Although official results have not yet been announced, Afghan officials are praising the recent parliamentary elections as a breakthrough for women.
Afghan Foreign Minister Abdullah Abdulllah and Minister for Women's Affairs Masuda Jalal say last month's parliamentary elections were a major step for women's rights in their country.
At a Washington forum Monday sponsored by Radio Free Europe and Radio Liberty, Ms. Jalal said female candidates fared well in the elections, and women turned out in large numbers to vote.
"The people of Afghanistan's reaction to women empowerment, women's leadership, and promotion of gender equality is positive. They proved [that] in the parliamentary elections," she said.
Elections were held September 18 for the new lower house of parliament, called the Wolesi Jirga, and 34 provincial councils. There is a minimum of 68 seats reserved for women in the 249-seat parliament.
Ms. Jalal said voters in many areas cast ballots for women, because they had no ties to the civil war and the harsh rule of the Taleban.
"They appreciate that women did not have any hand in the problems of three decades," she explained. "And they are trusting women. I think they are welcoming women's leadership in the country."
Although the Taleban was ousted in 2001, Afghanistan remains a deeply traditional, male-dominated society. Tribal leaders in rural areas are male.
Men also control the booming narcotics trade, which has hit record highs since the Taleban left. Afghanistan now produces an estimated 87 per cent of the world's heroin, and drug money fuels much of the Afghan economy.
Foreign Minister Abdulllah said the government of President Hamid Karzai is committed to eradicating the drug trade, but admits the task has proved more daunting than expected.

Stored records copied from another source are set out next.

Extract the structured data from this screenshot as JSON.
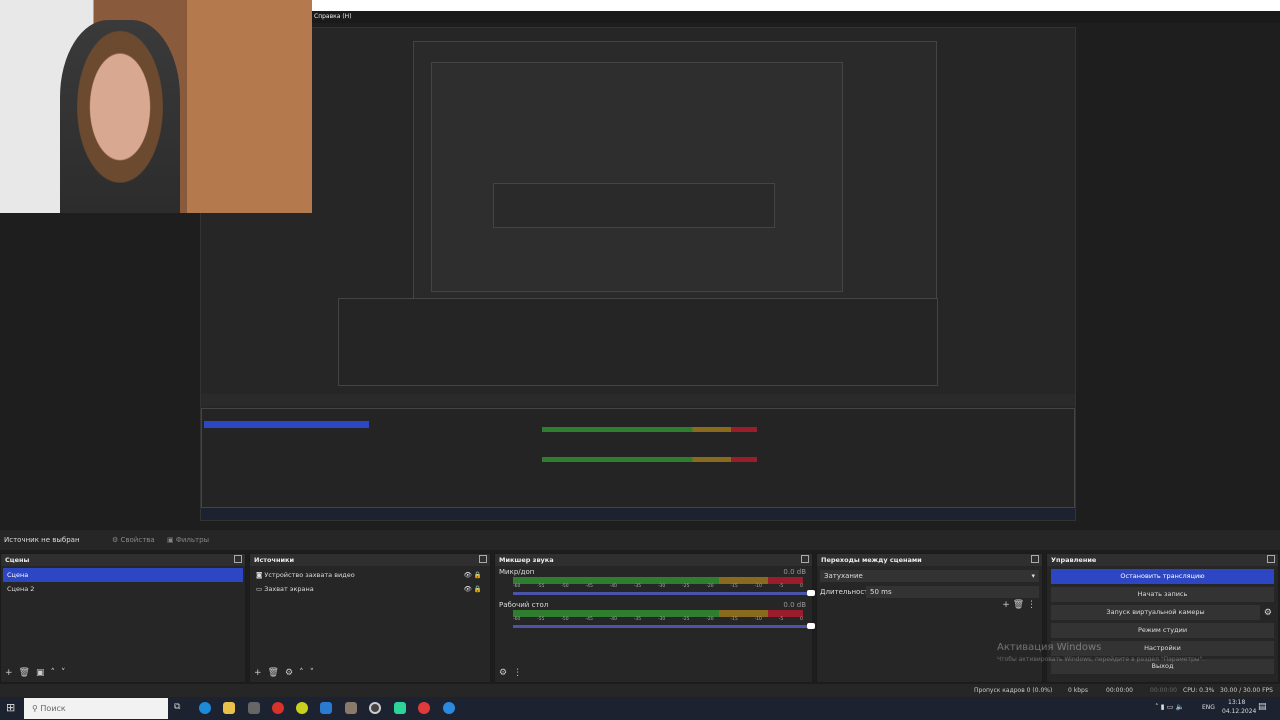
{
  "menu": {
    "help": "Справка (H)"
  },
  "source_toolbar": {
    "status": "Источник не выбран",
    "properties": "Свойства",
    "filters": "Фильтры"
  },
  "scenes": {
    "title": "Сцены",
    "items": [
      {
        "label": "Сцена",
        "selected": true
      },
      {
        "label": "Сцена 2",
        "selected": false
      }
    ]
  },
  "sources": {
    "title": "Источники",
    "items": [
      {
        "label": "Устройство захвата видео",
        "icon": "camera-icon"
      },
      {
        "label": "Захват экрана",
        "icon": "monitor-icon"
      }
    ]
  },
  "mixer": {
    "title": "Микшер звука",
    "tracks": [
      {
        "name": "Микр/доп",
        "db": "0.0 dB",
        "volume": 1.0
      },
      {
        "name": "Рабочий стол",
        "db": "0.0 dB",
        "volume": 1.0
      }
    ],
    "ticks": [
      "-60",
      "-55",
      "-50",
      "-45",
      "-40",
      "-35",
      "-30",
      "-25",
      "-20",
      "-15",
      "-10",
      "-5",
      "0"
    ]
  },
  "transitions": {
    "title": "Переходы между сценами",
    "selected": "Затухание",
    "duration_label": "Длительность",
    "duration": "50 ms"
  },
  "controls": {
    "title": "Управление",
    "buttons": [
      "Остановить трансляцию",
      "Начать запись",
      "Запуск виртуальной камеры",
      "Режим студии",
      "Настройки",
      "Выход"
    ]
  },
  "watermark": {
    "title": "Активация Windows",
    "subtitle": "Чтобы активировать Windows, перейдите в раздел \"Параметры\"."
  },
  "status": {
    "dropped": "Пропуск кадров 0 (0.0%)",
    "bitrate": "0 kbps",
    "stream_time": "00:00:00",
    "rec_time": "00:00:00",
    "cpu": "CPU: 0.3%",
    "fps": "30.00 / 30.00 FPS"
  },
  "taskbar": {
    "search": "Поиск",
    "lang": "ENG",
    "time": "13:18",
    "date": "04.12.2024"
  },
  "colors": {
    "accent": "#2c46c4",
    "dock": "#262626"
  }
}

"We are dealing with it at a time when we have to deal with all other issues," said Mr. Abdullah. "For any other country it has taken a long time. [But] Afghanistan, since there has been a lot of progress in the political process, there has been progress in other fields, so it is expected to deal with it overnight. It's not possible, I think it's not feasible."
Ms. Jalal says Afghanistan is so poor that many farmers have no recourse but to turn to poppy cultivation, which produces the opium used to make heroin, to earn a livelihood for their families. She says they need to be provided an alternative.
"That's why a lot needs to be done in terms of livelihood replacement to cover that gap that could be created if we take it completely from their [hands], the production. So that's why it's difficult to fight against," she explained.
Foreign analysts have said that the new parliament is expected to have some major drug dealers within its ranks.